Preface
Some people think that if you remove animal products from the menu there is not much left to eat. Meat, cheese, and other animal foods are widely regarded as intrinsic components of a normal diet. There are often overstated concerns about potential nutrient deficiencies on a vegan diet, but another frequent question is what on earth vegans can actually still eat. However, if you set aside your prejudice, you will find you can list a whole range of delicious recipes off the top of your head that are either already entirely plant-based or can be very easily veganised. Some national cuisines, such as Italian, Asian, and Indian, also offer plenty of completely vegan or predominantly plant-based recipes. Many people even report that changing their diet resulted in them discovering far more foods than were excluded, because modifying their eating habits prompted them to explore previously unknown or untried food products. The difficulties sometimes associated with a vegan diet are not really caused by insufficient variety in the plant-based products on offer; a much bigger problem is a lack of knowledge about the existence of these products and how to go about preparing and combining them.
This book aims to fill these gaps in your knowledge, and builds on the theoretical nutritional content from our book Healthy Vegan by providing cooking and nutrition tips, recipes, and detailed product expertise from a food science perspective.
With a variety of recipes for breakfast, lunch, and dinner, plus the recipe building blocks developed specifically so you can design your own delicious yet healthy plant-based dishes, this book proves vegetables can be super tasty. It is in fact often the preparation that is to blame, rather than the vegetables themselves. Over the following pages, we want to help you understand how you can devise delicious vegan menus while also ensuring your body is supplied with all the crucial nutrients.
In the first section, Niko draws on current scientific evidence to show on which food groups a vegan diet should be based, and he uses his nutritional science expertise to offer practical information about spices, oils, vinegars, and sweeteners. He also simplifies his nutritional recommendations into ten tips, which make it easy to plan and follow a wholesome and exclusively plant-based diet.
In the second part of the book, Sebastian takes readers with him into the new world of plant-based cuisine. He provides a brief theoretical introduction to help train your palate, then offers a wide variety of delicious vegan recipes that are easy to prepare for any time of day. These dishes are all designed around Nikos nutritional recommendations, so the result is the ideal vegan diet: healthy, delicious food that even non-vegans will love, and which shows how varied a plant-based diet can be.

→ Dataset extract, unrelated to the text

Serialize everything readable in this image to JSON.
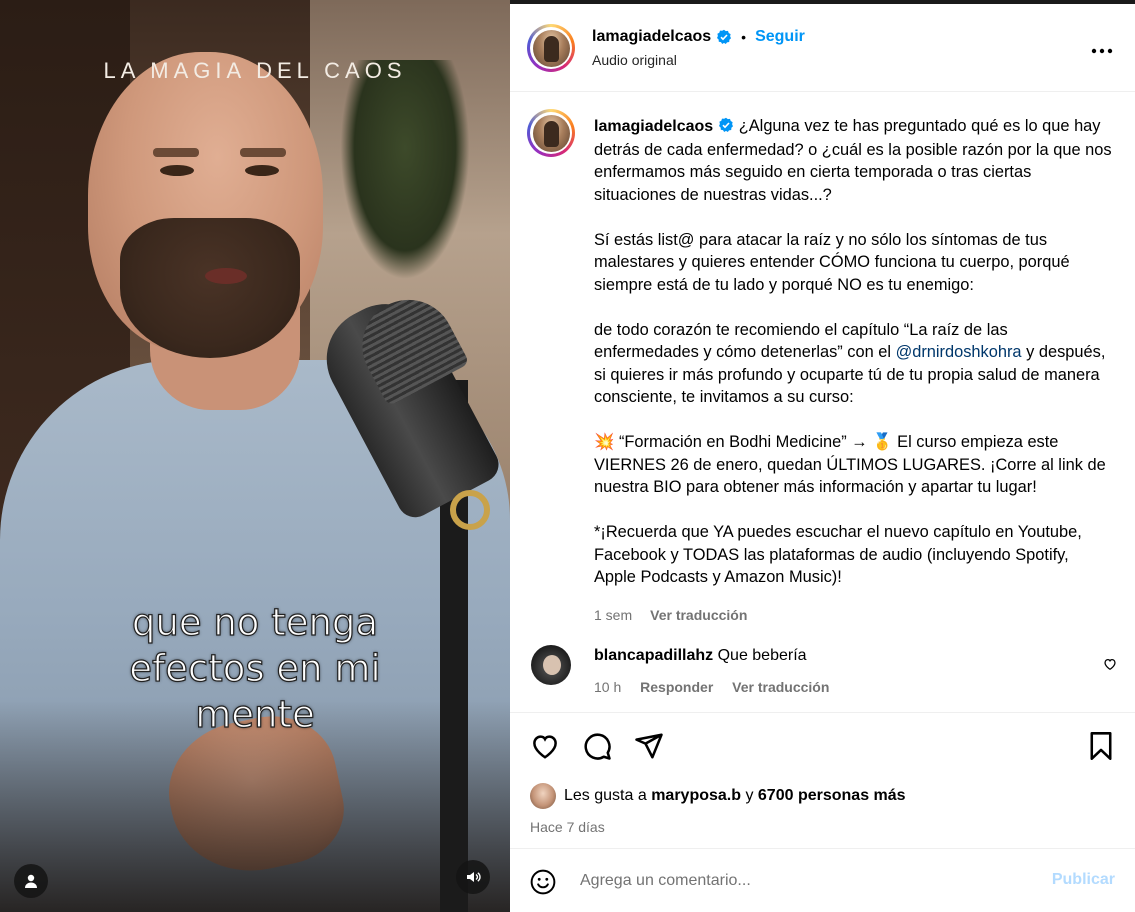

All the best, and enjoy following the recipes!
Niko Rittenau
Sebastian Copien
Introduction
The three pillars of the vegan lifestyle
It is important for any diet that it covers our nutritional requirements in a way that is practical for everyday life, affordable, and also delicious. At the same time, we should avoid a surfeit of foods that are perceived to be unhealthy if consumed in excessive quantities. As well as looking after our own health, it is also important for our diet and lifestyle to contribute to caring for the planet and all of its living creatures. These three aims can be achieved through various dietary approaches, but the scientific literature and many popular publications have shown that a predominantly or exclusively vegan diet is one of the most effective ways of reconciling these objectives without technological innovations.